Einer der faszinierendsten Aspekte der Erforschung von Dinosauriern ist, dass es oft sehr interdisziplinär zugeht. Kombiniert man Kernphysik, Thermodynamik, Klimatologie, Geologie, Chemie, Physiologie, Entwicklungsbiologie und Paläontologie, kann man sogar etwas über das Verhalten der Dinos herausfinden.
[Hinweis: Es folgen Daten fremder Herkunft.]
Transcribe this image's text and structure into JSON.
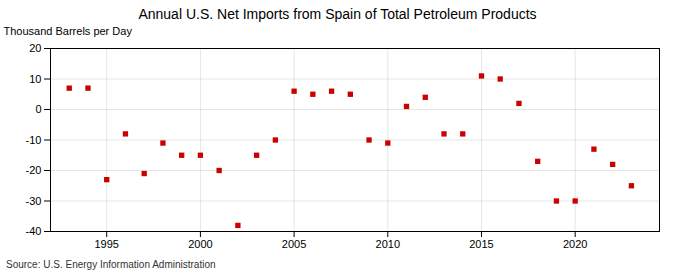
{
  "chart_data": {
    "type": "scatter",
    "title": "Annual U.S. Net Imports from Spain of Total Petroleum Products",
    "ylabel": "Thousand Barrels per Day",
    "source": "Source: U.S. Energy Information Administration",
    "x": [
      1993,
      1994,
      1995,
      1996,
      1997,
      1998,
      1999,
      2000,
      2001,
      2002,
      2003,
      2004,
      2005,
      2006,
      2007,
      2008,
      2009,
      2010,
      2011,
      2012,
      2013,
      2014,
      2015,
      2016,
      2017,
      2018,
      2019,
      2020,
      2021,
      2022,
      2023
    ],
    "values": [
      7,
      7,
      -23,
      -8,
      -21,
      -11,
      -15,
      -15,
      -20,
      -38,
      -15,
      -10,
      6,
      5,
      6,
      5,
      -10,
      -11,
      1,
      4,
      -8,
      -8,
      11,
      10,
      2,
      -17,
      -30,
      -30,
      -13,
      -18,
      -25
    ],
    "color": "#cc0000",
    "marker": "square",
    "xlim": [
      1992,
      2024.5
    ],
    "xticks": [
      1995,
      2000,
      2005,
      2010,
      2015,
      2020
    ],
    "ylim": [
      -40,
      20
    ],
    "yticks": [
      -40,
      -30,
      -20,
      -10,
      0,
      10,
      20
    ],
    "grid": true
  }
}
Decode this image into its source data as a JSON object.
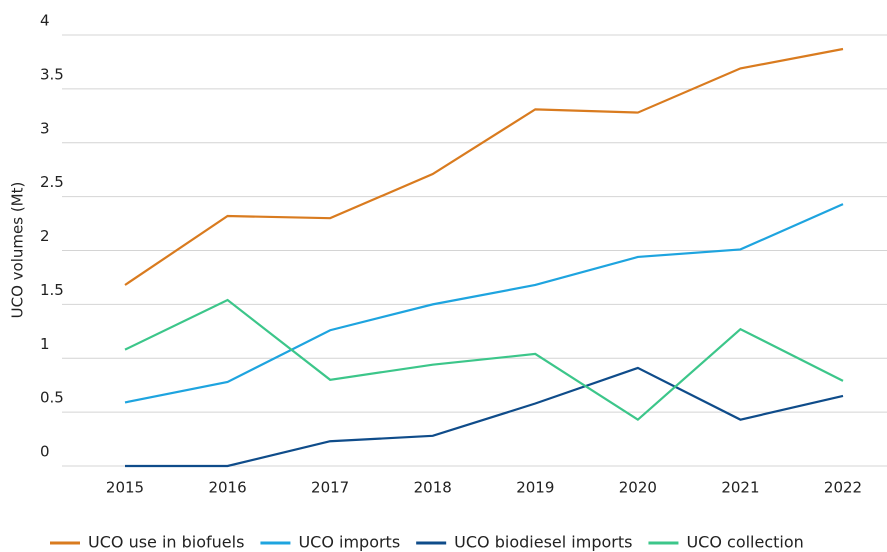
{
  "chart_data": {
    "type": "line",
    "y_label": "UCO volumes (Mt)",
    "categories": [
      "2015",
      "2016",
      "2017",
      "2018",
      "2019",
      "2020",
      "2021",
      "2022"
    ],
    "series": [
      {
        "name": "UCO use in biofuels",
        "color": "#d97b1f",
        "values": [
          1.68,
          2.32,
          2.3,
          2.71,
          3.31,
          3.28,
          3.69,
          3.87
        ]
      },
      {
        "name": "UCO imports",
        "color": "#1ea4df",
        "values": [
          0.59,
          0.78,
          1.26,
          1.5,
          1.68,
          1.94,
          2.01,
          2.43
        ]
      },
      {
        "name": "UCO biodiesel imports",
        "color": "#0f4c8a",
        "values": [
          0,
          0,
          0.23,
          0.28,
          0.58,
          0.91,
          0.43,
          0.65
        ]
      },
      {
        "name": "UCO collection",
        "color": "#3cc68a",
        "values": [
          1.08,
          1.54,
          0.8,
          0.94,
          1.04,
          0.43,
          1.27,
          0.79
        ]
      }
    ],
    "ylim": [
      0,
      4
    ],
    "yticks": [
      0,
      0.5,
      1,
      1.5,
      2,
      2.5,
      3,
      3.5,
      4
    ],
    "grid": true,
    "legend": "bottom"
  }
}
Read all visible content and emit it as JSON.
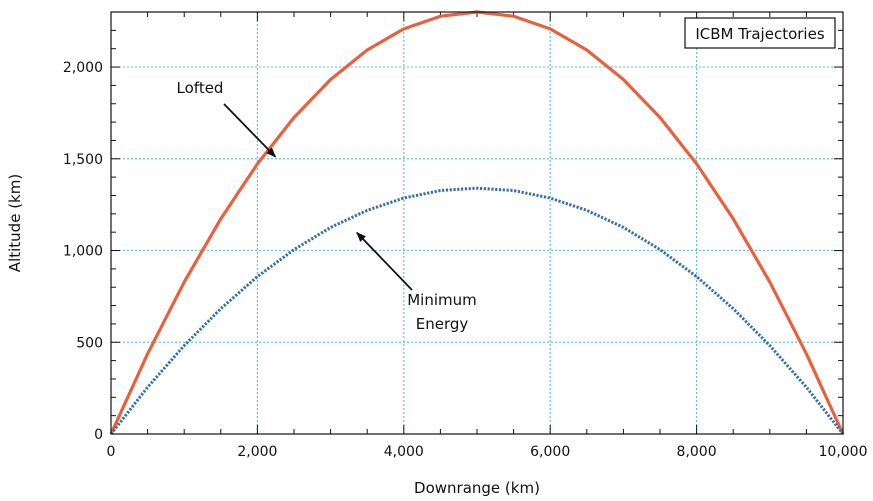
{
  "chart_data": {
    "type": "line",
    "title": "ICBM Trajectories",
    "xlabel": "Downrange (km)",
    "ylabel": "Altitude (km)",
    "xlim": [
      0,
      10000
    ],
    "ylim": [
      0,
      2300
    ],
    "xticks": [
      0,
      2000,
      4000,
      6000,
      8000,
      10000
    ],
    "xtick_labels": [
      "0",
      "2,000",
      "4,000",
      "6,000",
      "8,000",
      "10,000"
    ],
    "yticks": [
      0,
      500,
      1000,
      1500,
      2000
    ],
    "ytick_labels": [
      "0",
      "500",
      "1,000",
      "1,500",
      "2,000"
    ],
    "grid": true,
    "series": [
      {
        "name": "Lofted",
        "color": "#e8603c",
        "style": "solid",
        "x": [
          0,
          500,
          1000,
          1500,
          2000,
          2500,
          3000,
          3500,
          4000,
          4500,
          5000,
          5500,
          6000,
          6500,
          7000,
          7500,
          8000,
          8500,
          9000,
          9500,
          10000
        ],
        "y": [
          0,
          437,
          828,
          1173,
          1472,
          1725,
          1932,
          2093,
          2208,
          2277,
          2300,
          2277,
          2208,
          2093,
          1932,
          1725,
          1472,
          1173,
          828,
          437,
          0
        ]
      },
      {
        "name": "Minimum Energy",
        "color": "#2f6fad",
        "style": "dotted",
        "x": [
          0,
          500,
          1000,
          1500,
          2000,
          2500,
          3000,
          3500,
          4000,
          4500,
          5000,
          5500,
          6000,
          6500,
          7000,
          7500,
          8000,
          8500,
          9000,
          9500,
          10000
        ],
        "y": [
          0,
          255,
          482,
          683,
          858,
          1005,
          1126,
          1219,
          1286,
          1327,
          1340,
          1327,
          1286,
          1219,
          1126,
          1005,
          858,
          683,
          482,
          255,
          0
        ]
      }
    ],
    "annotations": [
      {
        "text": "Lofted",
        "arrow_to": [
          2300,
          1500
        ]
      },
      {
        "text_lines": [
          "Minimum",
          "Energy"
        ],
        "arrow_to": [
          3250,
          1130
        ]
      }
    ],
    "legend": {
      "text": "ICBM Trajectories",
      "placement": "top-right"
    }
  }
}
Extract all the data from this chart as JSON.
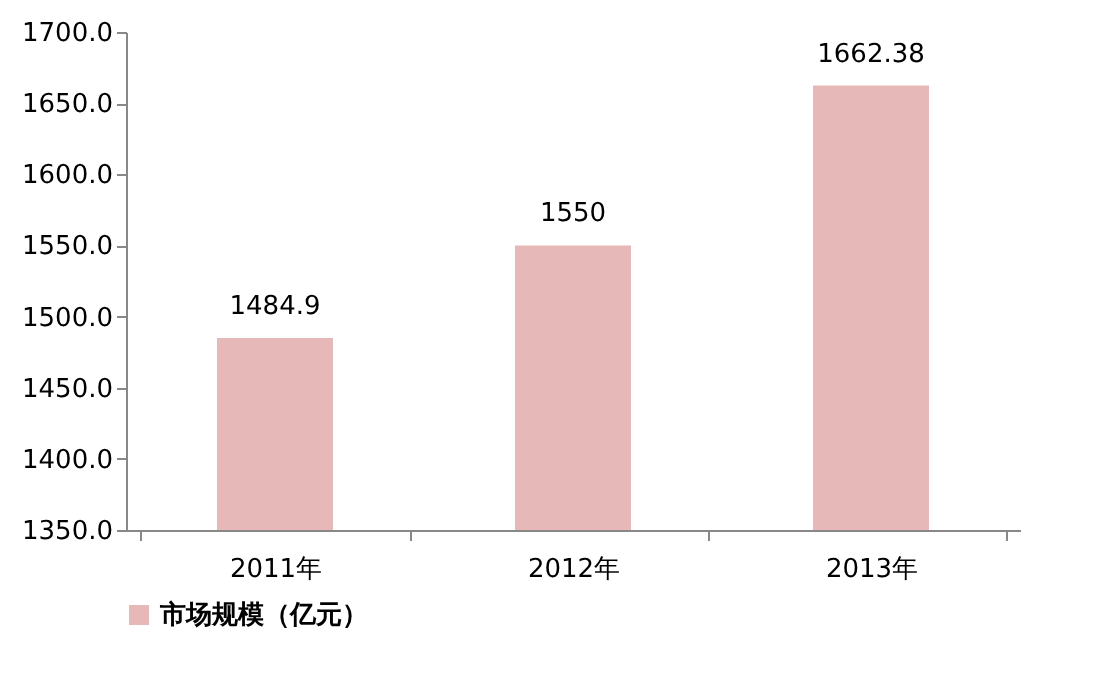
{
  "chart_data": {
    "type": "bar",
    "categories": [
      "2011年",
      "2012年",
      "2013年"
    ],
    "series": [
      {
        "name": "市场规模（亿元）",
        "color": "#e6b8b7",
        "values": [
          1484.9,
          1550,
          1662.38
        ]
      }
    ],
    "ylim": [
      1350,
      1700
    ],
    "yticks": [
      {
        "value": 1350,
        "label": "1350.0"
      },
      {
        "value": 1400,
        "label": "1400.0"
      },
      {
        "value": 1450,
        "label": "1450.0"
      },
      {
        "value": 1500,
        "label": "1500.0"
      },
      {
        "value": 1550,
        "label": "1550.0"
      },
      {
        "value": 1600,
        "label": "1600.0"
      },
      {
        "value": 1650,
        "label": "1650.0"
      },
      {
        "value": 1700,
        "label": "1700.0"
      }
    ],
    "data_labels": true,
    "grid": false,
    "legend": "bottom left"
  }
}
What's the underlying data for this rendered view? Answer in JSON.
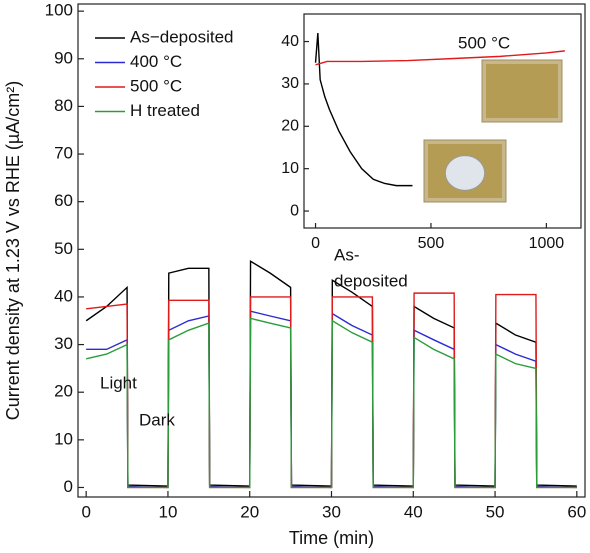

Wer groß ist, muss auch viel essen. Elefanten futtern etwa 150kg oder mehr am Tag (je nach Kaloriengehalt). Die großen Dinosaurier des Erdmittelalters, die noch deutlich schwerer waren, hatten sicherlich einen wesentlich höheren Bedarf – wie hoch genau hängt von ihrem Stoffwechsel ab, aber man geht heutzutage schon davon aus, dass der Nahrungsbedarf eher dem von Säugetieren als von Reptilien nahekommt.
Hier mal als Beispiel ein Camarasaurus, ein typischer Vertreter der Sauropoden und im oberen Jura von Nordamerika ein ziemlich häufiger Geselle:
By Creator:Dmitry Bogdanov – dmitrchel@mail.ru, CC BY 3.0, Link
Vermutlich lebten diese Saurier in Herden, was den Nahrungsbedarf entsprechend steigert. Man kann sich also vorstellen, wie Herden von Camarasauriern so wie die heutigen Gnus durch die Flussauen (floodplains) zogen und alles futterten, was halbwegs grün war.
Da gibt es nur ein klitzekleines Problem: Das Klima in den Flussauen der Morrison-Formation im nordamerikanischen Oberjura hatte jahreszeitliche Trockenphasen. Während der Trockenheit dürfte es für große Sauropoden ziemlich schwierig gewesen sein, genügend Wasser und Nahrung zu finden, vor allem, wenn sie auch noch in Herden lebten.
Die Vermutung liegt natürlich nahe, dass sie das Problem auf die gleiche Weise gelöst haben wie viele heutige Tiere: Durch Wanderungen.
Schön, spekulieren kann man viel, aber ohne eine Zeitmaschine wird man das kaum belegen können, oder?
Eine solche Zeitmaschine haben amerikanische PaläontologInnen jetzt erfunden, oder besser gesagt, gefunden. Nein, nicht so eine:
Von ADC – Eigenes Werk. First upload to de.wikipedia 20:06, 23. Mai 2006 by de:User:Andre30c, Gemeinfrei, Link
sondern so eine:
Was ihr hier seht ist ein Wassermolekül. Wasser besteht bekanntlich aus zwei Wasserstoffatomen (deswegen heißt es ja auch “Wasser”…) und einem Sauerstoffatom (was eigentlich komisch ist, weil Wasser ja gar nicht sauer ist), die chemische Formel ist bekanntlich H2O.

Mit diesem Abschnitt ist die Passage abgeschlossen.